Il mancato pagamento dell’assegno di divorzio o di mantenimento in caso di separazione non è una semplice inadempienza civile, ma un reato a tutti gli effetti. Una recente conferma della Corte di Cassazione ha ribadito un principio fondamentale a tutela del coniuge e dei figli economicamente più deboli: si tratta di un reato perseguibile d’ufficio. Questo significa che lo Stato interviene autonomamente, senza che sia necessaria una formale querela da parte della persona offesa.
La differenza tra procedibilità d’ufficio e a querela
Per comprendere l’importanza di questa distinzione, è utile chiarire i due meccanismi processuali. La maggior parte dei reati meno gravi è “procedibile a querela di parte”, ovvero l’azione penale può iniziare solo se la vittima sporge una specifica denuncia-querela entro un termine stabilito. Se la querela viene ritirata, il procedimento si estingue.
Al contrario, un reato “perseguibile d’ufficio” è considerato talmente grave da ledere l’interesse dell’intera collettività. In questi casi, il Pubblico Ministero ha l’obbligo di avviare le indagini e il processo non appena viene a conoscenza del fatto, indipendentemente dalla volontà della persona offesa. Quest’ultima non può fermare l’azione penale, nemmeno con una remissione della querela.
L’evoluzione normativa e la conferma della Cassazione
Il reato di violazione degli obblighi di assistenza familiare è disciplinato dall’articolo 570-bis del Codice Penale. Questa norma ha assorbito il contenuto del precedente articolo 12-sexies della legge sul divorzio (n. 898/1970). Il dubbio che si era posto in alcuni tribunali era se, con questo passaggio nel Codice Penale, il regime di procedibilità fosse cambiato, diventando a querela come per il reato generico previsto dall’articolo 570.
La Corte di Cassazione ha definitivamente chiarito che il trasferimento della norma non ha modificato la sua natura. Il mancato versamento dell’assegno di divorzio o separazione rimane un reato perseguibile d’ufficio. La logica è proteggere i soggetti più vulnerabili, che potrebbero subire pressioni psicologiche o trovarsi in una condizione di dipendenza economica tale da impedirgli di sporgere querela contro l’ex partner.

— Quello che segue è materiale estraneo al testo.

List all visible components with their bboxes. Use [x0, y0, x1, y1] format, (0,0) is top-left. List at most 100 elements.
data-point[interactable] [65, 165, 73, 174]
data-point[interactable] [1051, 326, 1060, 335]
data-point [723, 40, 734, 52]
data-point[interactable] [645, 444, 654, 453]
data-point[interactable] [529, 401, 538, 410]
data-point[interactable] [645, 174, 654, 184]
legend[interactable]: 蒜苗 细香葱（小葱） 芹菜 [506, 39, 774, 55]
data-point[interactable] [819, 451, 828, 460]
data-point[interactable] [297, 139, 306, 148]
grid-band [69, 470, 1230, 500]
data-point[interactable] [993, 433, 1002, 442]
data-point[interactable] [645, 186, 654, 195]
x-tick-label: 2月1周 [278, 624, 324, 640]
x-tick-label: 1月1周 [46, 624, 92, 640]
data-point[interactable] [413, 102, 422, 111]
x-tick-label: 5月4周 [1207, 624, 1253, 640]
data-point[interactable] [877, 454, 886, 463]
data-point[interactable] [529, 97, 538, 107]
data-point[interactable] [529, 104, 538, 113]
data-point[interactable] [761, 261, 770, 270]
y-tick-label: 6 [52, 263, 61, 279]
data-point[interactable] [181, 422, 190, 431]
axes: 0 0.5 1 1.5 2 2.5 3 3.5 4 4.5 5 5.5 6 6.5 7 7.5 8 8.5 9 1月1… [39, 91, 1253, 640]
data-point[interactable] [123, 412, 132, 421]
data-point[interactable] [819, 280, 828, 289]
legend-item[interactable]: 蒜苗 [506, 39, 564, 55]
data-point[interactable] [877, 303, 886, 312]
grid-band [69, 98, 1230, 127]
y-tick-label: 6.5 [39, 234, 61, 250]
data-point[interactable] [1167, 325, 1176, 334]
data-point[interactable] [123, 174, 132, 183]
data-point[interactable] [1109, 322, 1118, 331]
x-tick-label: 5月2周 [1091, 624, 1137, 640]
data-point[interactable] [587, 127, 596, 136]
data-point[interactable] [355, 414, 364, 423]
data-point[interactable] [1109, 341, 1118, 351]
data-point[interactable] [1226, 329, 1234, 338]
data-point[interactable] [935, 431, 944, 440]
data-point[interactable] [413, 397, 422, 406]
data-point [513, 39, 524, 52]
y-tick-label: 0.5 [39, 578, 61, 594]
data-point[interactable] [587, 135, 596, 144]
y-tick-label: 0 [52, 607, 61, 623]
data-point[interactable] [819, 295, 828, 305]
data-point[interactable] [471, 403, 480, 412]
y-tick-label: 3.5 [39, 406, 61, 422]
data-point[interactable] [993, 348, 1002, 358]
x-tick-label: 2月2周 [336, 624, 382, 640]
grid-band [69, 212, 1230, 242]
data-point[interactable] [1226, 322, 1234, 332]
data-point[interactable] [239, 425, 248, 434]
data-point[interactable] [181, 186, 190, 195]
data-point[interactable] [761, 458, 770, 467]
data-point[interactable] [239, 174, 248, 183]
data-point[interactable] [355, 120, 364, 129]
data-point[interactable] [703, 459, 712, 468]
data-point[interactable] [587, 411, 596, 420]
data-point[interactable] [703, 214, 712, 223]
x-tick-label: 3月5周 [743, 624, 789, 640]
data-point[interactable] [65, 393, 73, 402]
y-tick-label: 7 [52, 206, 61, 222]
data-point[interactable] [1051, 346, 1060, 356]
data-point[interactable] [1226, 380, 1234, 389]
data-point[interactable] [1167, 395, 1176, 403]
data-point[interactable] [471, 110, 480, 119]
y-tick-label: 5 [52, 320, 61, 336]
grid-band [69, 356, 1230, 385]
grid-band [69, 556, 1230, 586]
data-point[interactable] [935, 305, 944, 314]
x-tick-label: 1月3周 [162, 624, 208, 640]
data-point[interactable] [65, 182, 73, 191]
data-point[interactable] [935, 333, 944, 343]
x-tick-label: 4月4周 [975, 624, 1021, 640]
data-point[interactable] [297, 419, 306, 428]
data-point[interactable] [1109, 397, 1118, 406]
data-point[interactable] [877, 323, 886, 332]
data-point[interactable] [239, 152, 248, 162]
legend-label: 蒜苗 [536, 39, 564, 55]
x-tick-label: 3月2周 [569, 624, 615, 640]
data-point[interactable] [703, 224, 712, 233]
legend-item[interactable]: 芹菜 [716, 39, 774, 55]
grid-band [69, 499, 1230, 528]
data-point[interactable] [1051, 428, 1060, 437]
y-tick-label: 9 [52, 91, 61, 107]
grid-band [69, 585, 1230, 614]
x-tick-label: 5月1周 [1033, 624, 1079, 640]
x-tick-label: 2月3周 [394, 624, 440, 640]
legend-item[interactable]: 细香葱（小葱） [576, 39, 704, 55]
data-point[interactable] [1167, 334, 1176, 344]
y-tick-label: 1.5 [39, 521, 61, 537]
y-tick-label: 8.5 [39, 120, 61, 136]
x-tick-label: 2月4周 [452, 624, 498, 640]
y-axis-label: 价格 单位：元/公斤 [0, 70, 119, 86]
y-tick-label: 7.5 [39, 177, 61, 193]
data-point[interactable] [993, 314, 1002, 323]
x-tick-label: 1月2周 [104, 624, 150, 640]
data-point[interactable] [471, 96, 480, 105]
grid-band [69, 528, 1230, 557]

Cosa significa per i consumatori e le famiglie
La procedibilità d’ufficio ha conseguenze pratiche molto importanti per chi ha diritto a ricevere l’assegno di mantenimento. Questo sistema offre una garanzia di tutela superiore e più efficace.
- Azione penale automatica: Le autorità giudiziarie devono procedere non appena informate dei fatti, anche tramite una semplice segnalazione o denuncia. Non è richiesta la formalità della querela.
- Irreversibilità del processo: Una volta avviato, il procedimento penale non può essere fermato da un eventuale ripensamento della parte lesa. Questo è cruciale per evitare che pressioni o minacce inducano la vittima a ritirare la denuncia.
- Tutela rafforzata: L’interesse primario tutelato è quello dei figli minori e del coniuge economicamente più debole a ricevere i mezzi di sussistenza necessari. Lo Stato si fa carico di proteggere questo interesse fondamentale.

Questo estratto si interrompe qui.